Há uma imagem com uma palmeira de plástico em miniatura no MySpace de Ducktails, o projecto solitário do membro dos Real Estate Matthew Mondanile, que sintetiza que música é esta. A partir do seu quarto, em Nova Jérsia, Mondanile cria alguma das canções mais desarmantemente simples dos últimos tempos.

Só em 2009 lançou dois álbuns que deixaram marcas, Ducktails e Landscapes. Álbuns com canções que, como aquela palmeira de plástico (que podem ver nesta página), remetem para a praia, a água quente, as tardes de calções da nossa juventude, as primeiras ondas, as miúdas de bikini de pele aquecida pelo sol.

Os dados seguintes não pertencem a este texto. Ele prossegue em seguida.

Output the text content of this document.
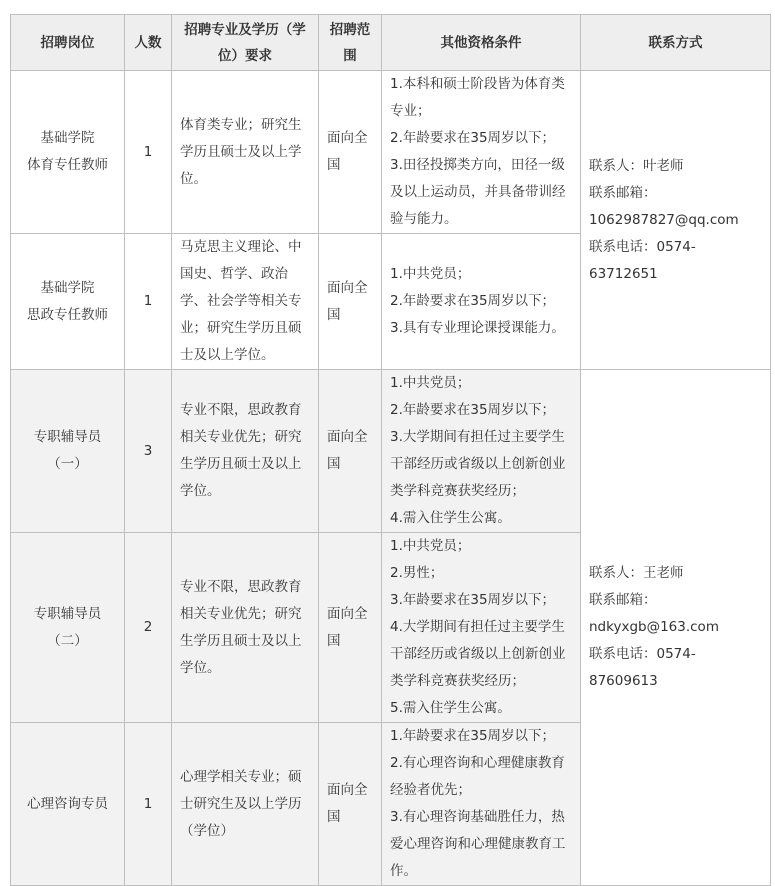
招聘岗位	人数	招聘专业及学历（学位）要求	招聘范围	其他资格条件	联系方式

基础学院
体育专任教师	1	体育类专业；研究生学历且硕士及以上学位。	面向全国	1.本科和硕士阶段皆为体育类专业；
2.年龄要求在35周岁以下；
3.田径投掷类方向，田径一级及以上运动员，并具备带训经验与能力。	联系人：叶老师
联系邮箱：
1062987827@qq.com
联系电话：0574-63712651

基础学院
思政专任教师	1	马克思主义理论、中国史、哲学、政治学、社会学等相关专业；研究生学历且硕士及以上学位。	面向全国	1.中共党员；
2.年龄要求在35周岁以下；
3.具有专业理论课授课能力。	

专职辅导员
（一）	3	专业不限，思政教育相关专业优先；研究生学历且硕士及以上学位。	面向全国	1.中共党员；
2.年龄要求在35周岁以下；
3.大学期间有担任过主要学生干部经历或省级以上创新创业类学科竞赛获奖经历；
4.需入住学生公寓。	联系人：王老师
联系邮箱：
ndkyxgb@163.com
联系电话：0574-87609613

专职辅导员
（二）	2	专业不限，思政教育相关专业优先；研究生学历且硕士及以上学位。	面向全国	1.中共党员；
2.男性；
3.年龄要求在35周岁以下；
4.大学期间有担任过主要学生干部经历或省级以上创新创业类学科竞赛获奖经历；
5.需入住学生公寓。	

心理咨询专员	1	心理学相关专业；硕士研究生及以上学历（学位）	面向全国	1.年龄要求在35周岁以下；
2.有心理咨询和心理健康教育经验者优先；
3.有心理咨询基础胜任力，热爱心理咨询和心理健康教育工作。	
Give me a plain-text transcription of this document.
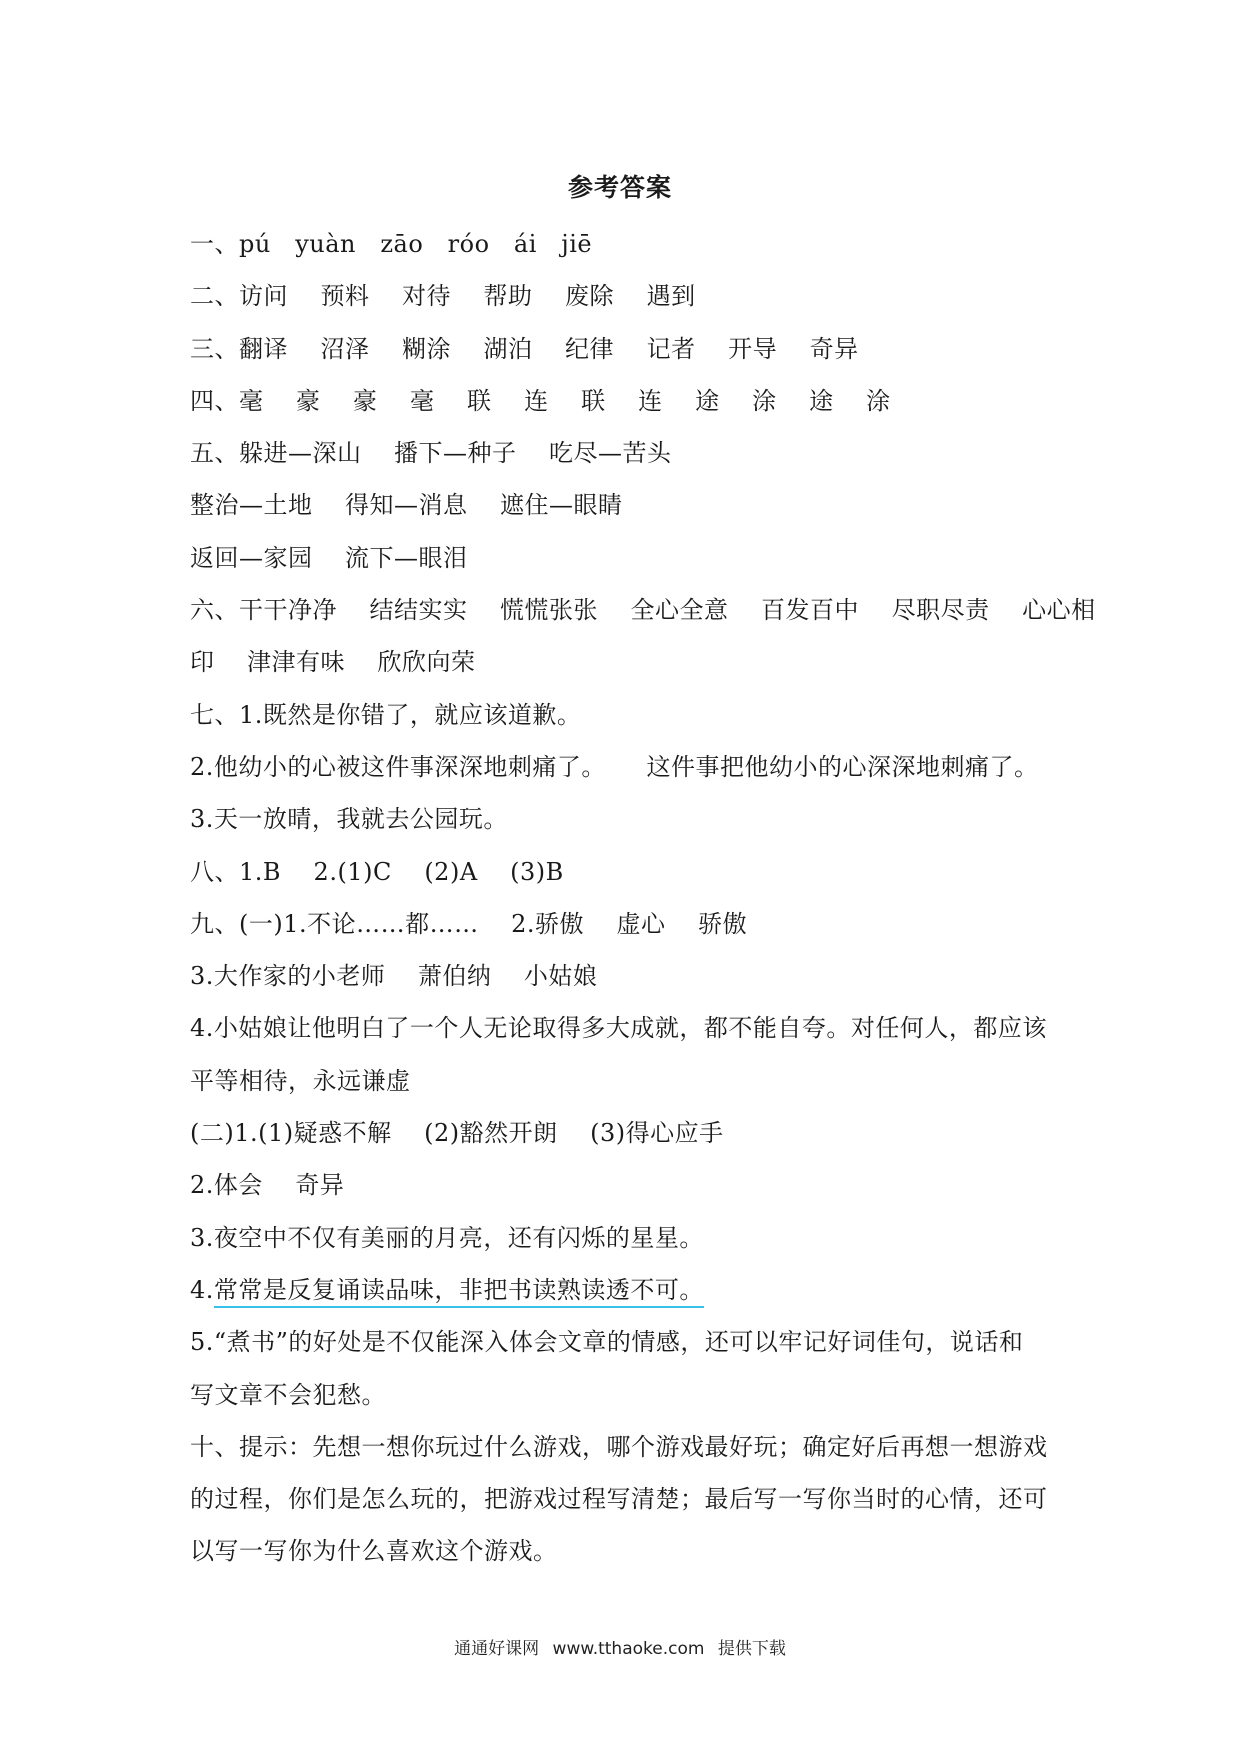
参考答案
一、pú   yuàn   zāo   róo   ái   jiē
二、访问    预料    对待    帮助    废除    遇到
三、翻译    沼泽    糊涂    湖泊    纪律    记者    开导    奇异
四、毫    豪    豪    毫    联    连    联    连    途    涂    途    涂
五、躲进—深山    播下—种子    吃尽—苦头
整治—土地    得知—消息    遮住—眼睛
返回—家园    流下—眼泪
六、干干净净    结结实实    慌慌张张    全心全意    百发百中    尽职尽责    心心相
印    津津有味    欣欣向荣
七、1.既然是你错了，就应该道歉。
2.他幼小的心被这件事深深地刺痛了。     这件事把他幼小的心深深地刺痛了。
3.天一放晴，我就去公园玩。
八、1.B    2.(1)C    (2)A    (3)B
九、(一)1.不论……都……    2.骄傲    虚心    骄傲
3.大作家的小老师    萧伯纳    小姑娘
4.小姑娘让他明白了一个人无论取得多大成就，都不能自夸。对任何人，都应该
平等相待，永远谦虚
(二)1.(1)疑惑不解    (2)豁然开朗    (3)得心应手
2.体会    奇异
3.夜空中不仅有美丽的月亮，还有闪烁的星星。
4.常常是反复诵读品味，非把书读熟读透不可。
5.“煮书”的好处是不仅能深入体会文章的情感，还可以牢记好词佳句，说话和
写文章不会犯愁。
十、提示：先想一想你玩过什么游戏，哪个游戏最好玩；确定好后再想一想游戏
的过程，你们是怎么玩的，把游戏过程写清楚；最后写一写你当时的心情，还可
以写一写你为什么喜欢这个游戏。
通通好课网 www.tthaoke.com 提供下载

Respondeu-nos por e-mail a algumas perguntas, depois de uma longa digressão dos Real Estate, que se tornaram uma das sensações indie de 2009 (vêm a Portugal em Fevereiro de 2010). Entre outras coisas, disse-nos que se prepara para gravar um derradeiro disco de Ducktails. Insistimos, mais tarde, e sossegou-nos: pode ser que não seja o fim.
Conta-nos Matt, quando é que Ducktails começou?

Quando estava a viver em Northampton, Massachusetts, no Verão de 2007. Estava a viver numa cabana e decidi fazer um lançamento em cassete com 15 minutos, sete minutos de cada lado para dar numa noite de concertos na loja Time Machine em Easthampton, Massachusetts. Tocaram os Birds of Delay, Emeralds e P.G. Six.

Já tinhas tido projectos musicais antes de Ducktails?

Toco em bandas desde os primeiros anos do liceu. Paperface, Miami Heat, The Laurentide Icesheet e Cave of Time foram algumas das bandas por onde passei. No liceu eram bandas de punk rock e emo, muito nerd. Na faculdade passei para as bandas de noise livre e de jazz.

Ainda compões e gravas na casa dos teus pais, em Nova Jérsia?

Infelizmente sim. Vou começar a trabalhar no terceiro e ultimo disco de Ducktails, Ducktails III: Arcade Dynamics.

O teu método mantém-se?

Toco caixa de ritmos e alterno entre guitarra e baixo (no mesmo amplificador). Gravo as partes e sobreponho-as num gravador de cassetes de oito pistas Tascam 488.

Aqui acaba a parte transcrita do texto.